Sharon’s coercion, Arafat’s fantasies

Israeli Prime Minister Ariel Sharon’s essential strategy in dealing with the Palestinian issue is one of coercion. He seeks to compel the Palestinian leadership to accept Israel’s security demands without political conditions. Once the Palestinians do so, he seeks to compel them to accept his political demands–essentially, a freezing of the current status quo on the ground under the guise of a Palestinian “state” in about half the territory. Since he believes that Rais Yasir Arafat will not willingly comply with either aspect of this strategy, and that Arafat is in any case a thoroughly non-credible leader, he seeks, step-by-step, to ease him out of power.

It is of crucial importance to Sharon to accomplish these objectives while maintaining a broad consensus of Israeli, American and possibly even European support.
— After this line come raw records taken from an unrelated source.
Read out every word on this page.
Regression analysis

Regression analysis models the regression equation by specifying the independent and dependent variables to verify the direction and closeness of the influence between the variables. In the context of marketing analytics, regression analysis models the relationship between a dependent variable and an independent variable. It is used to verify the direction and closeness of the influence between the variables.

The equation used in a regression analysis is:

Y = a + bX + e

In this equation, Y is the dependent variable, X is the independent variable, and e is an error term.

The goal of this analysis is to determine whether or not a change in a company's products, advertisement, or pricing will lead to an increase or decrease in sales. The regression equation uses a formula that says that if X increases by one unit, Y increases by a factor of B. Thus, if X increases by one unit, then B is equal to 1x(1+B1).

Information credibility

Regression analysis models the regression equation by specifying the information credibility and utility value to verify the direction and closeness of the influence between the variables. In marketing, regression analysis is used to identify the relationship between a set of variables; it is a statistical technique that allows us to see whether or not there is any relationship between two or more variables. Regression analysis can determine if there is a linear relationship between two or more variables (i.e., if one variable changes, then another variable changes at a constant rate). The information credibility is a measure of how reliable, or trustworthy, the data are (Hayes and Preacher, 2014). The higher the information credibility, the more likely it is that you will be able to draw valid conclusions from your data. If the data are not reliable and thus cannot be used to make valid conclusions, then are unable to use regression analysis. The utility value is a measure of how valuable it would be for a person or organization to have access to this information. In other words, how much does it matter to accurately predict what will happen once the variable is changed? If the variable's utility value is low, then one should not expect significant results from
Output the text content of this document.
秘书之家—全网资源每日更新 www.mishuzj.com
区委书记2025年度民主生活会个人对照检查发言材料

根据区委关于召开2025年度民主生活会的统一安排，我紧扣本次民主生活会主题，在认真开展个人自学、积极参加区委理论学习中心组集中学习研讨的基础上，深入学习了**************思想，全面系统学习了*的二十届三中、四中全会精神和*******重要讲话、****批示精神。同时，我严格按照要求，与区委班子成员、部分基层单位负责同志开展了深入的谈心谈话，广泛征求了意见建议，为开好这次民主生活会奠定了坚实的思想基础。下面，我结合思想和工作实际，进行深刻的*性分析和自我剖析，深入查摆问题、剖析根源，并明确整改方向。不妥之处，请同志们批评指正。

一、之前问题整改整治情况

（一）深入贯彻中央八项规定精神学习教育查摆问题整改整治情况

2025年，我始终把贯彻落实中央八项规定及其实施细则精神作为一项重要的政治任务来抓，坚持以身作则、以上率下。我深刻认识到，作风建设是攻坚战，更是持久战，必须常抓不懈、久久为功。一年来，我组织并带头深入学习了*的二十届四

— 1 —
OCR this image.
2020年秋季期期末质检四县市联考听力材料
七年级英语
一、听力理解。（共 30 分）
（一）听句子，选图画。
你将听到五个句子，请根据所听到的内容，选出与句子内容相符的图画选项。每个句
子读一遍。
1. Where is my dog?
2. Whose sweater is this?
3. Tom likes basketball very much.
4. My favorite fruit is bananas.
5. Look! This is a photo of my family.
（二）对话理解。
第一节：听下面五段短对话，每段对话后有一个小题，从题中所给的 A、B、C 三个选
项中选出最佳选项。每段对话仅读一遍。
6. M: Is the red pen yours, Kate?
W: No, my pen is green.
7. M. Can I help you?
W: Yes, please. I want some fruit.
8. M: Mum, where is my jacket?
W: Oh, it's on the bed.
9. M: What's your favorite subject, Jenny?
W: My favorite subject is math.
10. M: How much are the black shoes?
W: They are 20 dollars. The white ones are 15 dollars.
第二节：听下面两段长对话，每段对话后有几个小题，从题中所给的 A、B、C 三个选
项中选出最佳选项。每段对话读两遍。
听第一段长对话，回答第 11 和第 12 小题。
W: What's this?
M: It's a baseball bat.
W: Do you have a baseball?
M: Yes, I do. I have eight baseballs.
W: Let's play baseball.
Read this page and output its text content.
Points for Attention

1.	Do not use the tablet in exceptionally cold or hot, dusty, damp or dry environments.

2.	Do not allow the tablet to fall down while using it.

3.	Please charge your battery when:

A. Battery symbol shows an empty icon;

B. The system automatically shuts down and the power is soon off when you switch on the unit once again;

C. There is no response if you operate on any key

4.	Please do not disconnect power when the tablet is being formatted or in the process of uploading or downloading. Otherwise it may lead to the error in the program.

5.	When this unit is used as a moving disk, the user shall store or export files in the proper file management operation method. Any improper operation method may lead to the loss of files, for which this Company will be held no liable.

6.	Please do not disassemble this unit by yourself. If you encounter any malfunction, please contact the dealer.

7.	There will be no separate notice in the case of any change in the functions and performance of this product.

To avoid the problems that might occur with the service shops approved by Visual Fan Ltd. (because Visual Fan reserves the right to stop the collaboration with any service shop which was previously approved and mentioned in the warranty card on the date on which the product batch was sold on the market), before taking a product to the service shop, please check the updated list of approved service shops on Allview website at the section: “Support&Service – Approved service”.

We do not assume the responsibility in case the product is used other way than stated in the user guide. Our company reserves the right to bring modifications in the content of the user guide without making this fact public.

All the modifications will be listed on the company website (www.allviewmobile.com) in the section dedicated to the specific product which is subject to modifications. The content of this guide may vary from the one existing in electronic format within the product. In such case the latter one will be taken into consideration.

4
This is the principal lesson he has learned from the Lebanon fiasco of 1982. This explains why, in dealing aggressively with Arafat, he appears frequently to be moving two steps forward, then one step backward: today a preventive assassination or retaliatory bombing, tomorrow a request that United States envoy Anthony Zinni continue his efforts to reach a ceasefire. This also explains why one day, in response to American cautionary remarks, he claims he is not seeking Arafat’s downfall, and the next day he states that “the story’s over” for the Palestinian leader. He is constantly maneuvering to make sure a consensus is behind him. So far he is succeeding.

Behind this current operational strategy lie fundamental beliefs. Sharon believes that a physical Israeli presence in the territory of the West Bank and Gaza Strip is essential for Israel’s security. To this end he has, over the past 24 years, deployed scores of settlements at key locations. He can recite a security “justification” for each and every settlement, from Yitzhar in central Samaria to Netzarim in the heart of the Gaza Strip. He believes the Oslo accords, which presage the removal of these settlements, were a mistake. But they cannot be totally reversed, nor should they, since reoccupying Area A would present Israel with political and security challenges it cannot handle. Instead, Sharon appears to believe that more cooperative and credible Palestinian leaders than Arafat are potentially available to replace him and work with Israel.

Sharon’s military strategy is made possible by Arafat, who is single- handedly destroying the last vestiges of his own credibility in the West and the Arab world. Sharon has succeeded in persuading world leaders, with the help of hard intelligence evidence, that Arafat is behind the murderous Palestinian terrorist attacks. Now he wishes to convince them that we would all be better off without Arafat. This may not be hard to do. They have all met with the Rais in recent years and heard his astonishing fantasies about the Mossad being behind the worst Palestinian terrorist atrocities. They have heard Arafat compare himself in his megalomania to de Gaulle and Mandela. Well-intentioned American and Israeli negotiators who tried to work with him at Camp David emerged with the impression that Arafat was nothing but a “con man.” Senior Palestinian leaders are complaining bitterly to their Israeli and American counterparts that Arafat is “leading them toward disaster.”

His current effort to arrest terrorist leaders is not taken seriously anywhere. Even Egypt and Jordan are hard put to defend the Palestinian leader.

Arafat, then, appears to have no real strategy for winning the war or for making peace–only fantasies. After years of successful efforts his grand strategy–a Palestinian state more or less within the 1967 borders–is now clearly attainable. But he seems incapable of abandoning violence and knuckling down to the final, hard political decisions. Yet Sharon’s strategy is also not likely to win either the war or the peace. Nine months after he took office, the violence has not been reduced, nor is there any indication that the fall of Arafat will end the bloodletting. On the contrary, Arafat is more likely to be succeeded by Hamas, or by chaos, or both, than by Sharon’s wish-list coalition of cooperative warlords.

Sharon’s record of installing willing Arab leaders–the Jumayils in Lebanon in 1982 and 1983, and the Village Leagues in the West Bank in 1981–was disastrous for all concerned. Now once again, as in Lebanon nearly 20 years ago, we are witnessing the intriguing but extremely dangerous combination of Sharon’s battalion-level calculations regarding the value of territory, with his strategic grand design predicated on a series of dominoes falling precisely as he wills them to–something that never happens in the Middle East.

Thus, things could get worse if Sharon has his way.

The best alternative is for Palestinians themselves to “persuade” Arafat to step aside, rest on his historical laurels, and be replaced in an orderly fashion by a tough, patriotic but more pragmatic leader or leaders. Given the Palestinian reality, that is probably impossible. In which case Israel is better off withdrawing unilaterally, dismantling problematic settlements and building high fences pending negotiations with a willing Palestinian leader. But under no circumstances should it meddle with the power structure in a neighboring Arab entity.

Yossi Alpher is the author of the forthcoming book “And the Wolf Shall Dwell with the Wolf: The Settlers and the Palestinians.”